4.3.4 The Committee reviewed the recent paper by Coste et al. (2003) and expressed concerns regarding the robustness of the conclusions of the study, which were not in favour of LBC. In the light of the sensitivity analysis that included the results of the Coste study, the Committee concluded that LBC is likely to be a cost-effective alternative to the Pap smear test. In addition, the Committee understood that an important factor in the assessment of the increased sensitivity of LBC was its enhanced ability to detect high-grade lesions (severe dyskaryosis), which was confirmed by the results from the pilot study.

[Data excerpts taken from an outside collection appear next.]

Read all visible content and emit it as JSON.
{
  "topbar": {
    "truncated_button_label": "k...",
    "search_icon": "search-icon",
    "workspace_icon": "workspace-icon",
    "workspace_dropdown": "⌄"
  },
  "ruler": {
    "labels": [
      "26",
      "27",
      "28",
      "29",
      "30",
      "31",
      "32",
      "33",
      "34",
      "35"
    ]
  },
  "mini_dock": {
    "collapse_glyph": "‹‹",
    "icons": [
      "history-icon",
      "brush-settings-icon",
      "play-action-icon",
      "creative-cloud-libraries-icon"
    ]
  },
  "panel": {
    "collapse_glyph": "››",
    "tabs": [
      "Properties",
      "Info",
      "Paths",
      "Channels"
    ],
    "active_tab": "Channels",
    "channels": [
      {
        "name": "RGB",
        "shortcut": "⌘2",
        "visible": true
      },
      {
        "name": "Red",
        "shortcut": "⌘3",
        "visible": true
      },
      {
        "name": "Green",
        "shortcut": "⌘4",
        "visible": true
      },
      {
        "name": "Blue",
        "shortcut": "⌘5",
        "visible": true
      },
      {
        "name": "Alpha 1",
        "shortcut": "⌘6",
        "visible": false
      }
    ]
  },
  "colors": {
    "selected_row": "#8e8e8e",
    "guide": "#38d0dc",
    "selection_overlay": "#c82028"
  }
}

4.3.5 The Committee considered the difference in the detection of glandular neoplasm in the English pilot study report, and the potential this may have for differences in the detection of adenocarcinoma between the LBC method and the Pap smear. The Committee reviewed in detail the results from the pilot sites on the rate of histologically proven adenocarcinoma and the evidence from the post-pilot results of detection of glandular abnormalities. They were satisfied on the basis of this evidence that LBC is at least as good at detecting these abnormalities as the Pap smear.

4.3.6 The Committee reviewed the report from the UK English pilot study and noted a lack of consistency between the results of the pilot site using the SurePath device and two sites using the ThinPrep device. However, the Committee considered that, taking into account the advice from experts, the possible confounding factors of indirect comparisons, and the fact that the pilot studies were not designed to evaluate clinical effectiveness, there was currently insufficient evidence to suggest that one technique should be recommended over another.

4.3.7 The Committee heard from experts that LBC was likely to result in increased productivity in cytology laboratories because of a rise in the number of slides that can be read per hour and a reduced workload as a result of a lower incidence of inadequate samples and a reduced number of repeat smears. Although the screening of LBC thin layers is quicker because of the ease of reading a 'cleaner' slide preparation and screening a smaller area of the slide, it was mentioned that screening LBC slides is more tiring for staff, who consequently may require more breaks. However, the experts involved with the pilot sites said that, overall, smear takers and readers favoured the LBC method above the Pap smear.

4.3.8 The Committee considered that, taking into account a number of factors – including the potential for increased sensitivity, reduction of inadequate smears and probable improvements in laboratory efficiency – the LBC method was likely to be cost effective compared with the Pap smear, despite its higher associated cost. The Committee discussed whether the use of LBC would affect the cost effectiveness of population screening at different screening intervals. However, this was considered to be beyond the remit of this review and to be the responsibility of the NHSCSP and Cervical Screening Wales.

4.3.9 The Committee was aware that a number of manufacturers have LBC-related products. Evidence received during the appraisal related only to the SurePath and ThinPrep devices – no evidence was provided by the other manufacturers.